The third and fourth stones also miss. I’m out of stones. Desperate, I scan the yard and pick up a large pinecone. I give it a good heave. It arcs upward and makes a loud crunching noise as it smacks into Charlotte’s window.

“Yes!” I shout, and then toss myself flat into some bushes as the patio light flicks on.

“What in the hell do you think you’re doing?”

My heart flops around in my chest as I peek up from behind the bush. Charlotte is standing on the patio, a blanket pulled around her.

Jumping up, I wave. “Oh, uh, hi.”

“Hi?” Charlotte says, coming at me like a tachyon. “You could have woken my sister.” She grabs my elbow and pulls me back through the yard and shoves me through the open gate.

This isn’t the response Romeo got from Juliet. I watched the movie. This is not how it went.

“Wait, Charlotte, I want to ask you something.”

Charlotte closes the gate between us and looks at me, her jaw muscles tight. “Ask me what?”

“I’d like to take you on a proper date.”

Her hard expression melts, revealing the softer Charlotte beneath it. She arches one brow. “You know what a proper date looks like?”

“No, but Becca helped me with a plan.”

“Becca knows about dating?”

“Technically? No. But she reads more than me, so she says she’s got it all figured out.”

“I wasn’t sure you’d be back after our last…whatever that was,” she says, a hint of armor in her voice.

“Yeah, well, the dying thing scares the hell out of me.” Her hands tense around the fence.

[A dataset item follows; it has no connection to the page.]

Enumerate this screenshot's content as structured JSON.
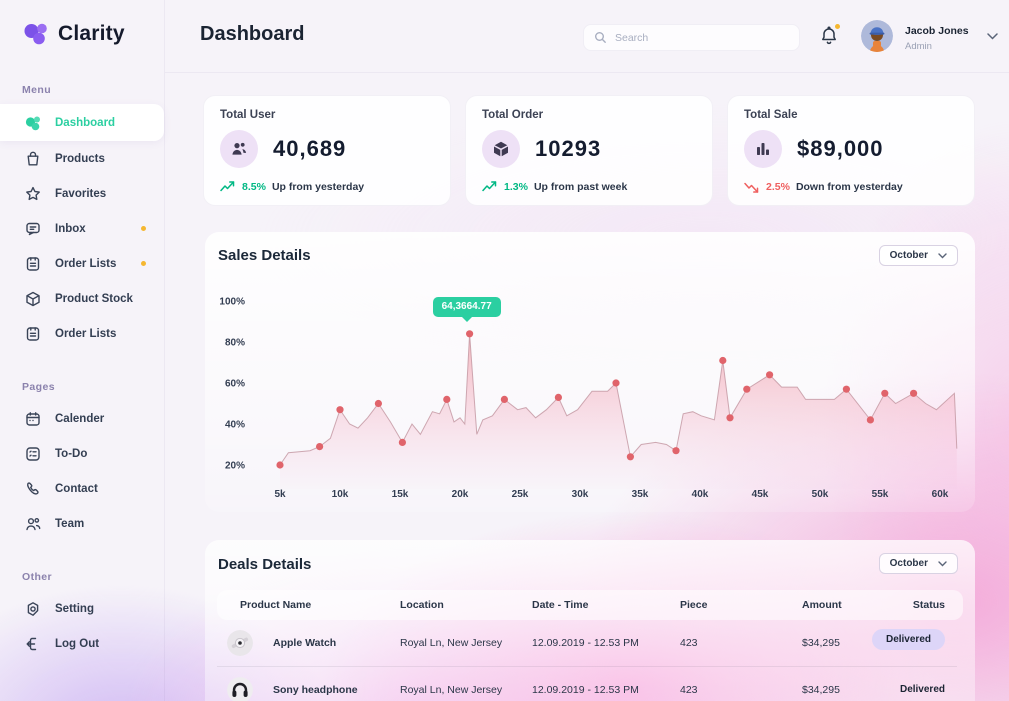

I kick at one of the slats in the gate. How do I put this so Charlotte won’t punch me, or sic her mean-ass dog on me? “I don’t mean to piss you off. It’s just last time, when we kissed it was so good and everything I wanted, but then I began to wonder what my life will look like when you’re dead and, well…you were there.”

“Dead chicks aren’t sexy?” she asks. I roll my eyes, which makes her snort. “Oh, but eye rolls
are
sexy.”

“Not as sexy as snorting,” I deadpan.

She pinches her lips together in response.

I take a deep breath and slide my fingers between hers. “Charlotte, when you go, I’ll be left here. You seem to think this puts me at an advantage, but you’re wrong because right now, you’re the most beautiful problem in my life. Compared to you, everything seems inconsequential.”

I’ve been staring at a fern twisting through the frosty mud at the base of the fence. I let my eyes flick upward to gage whether or not I need to duck or run. But Charlotte doesn’t look mad. Her eyes are big, sparkling from the porch light.

She leans over the gate between us, pressing her pink cheeks and perfect lips close to my ear. “Impress me, then,” she whispers before brushing my lips with hers. I lean forward, as she leans backward, a fish on a line, until the gate presses against my sternum.

“Charlotte.” I inadvertently groan as my body floods with want. When I open my eyes, she’s standing a foot away from the fence with a wicked grin. My face and ears burn despite the cold air.

“I thought you said it’d be a proper date. Shouldn’t the good night kiss come at the end?”

I nod, still flustered, and try to clear my throat. I have to take three big breaths before I can speak again. “Charlotte, would you go out with me this Friday?”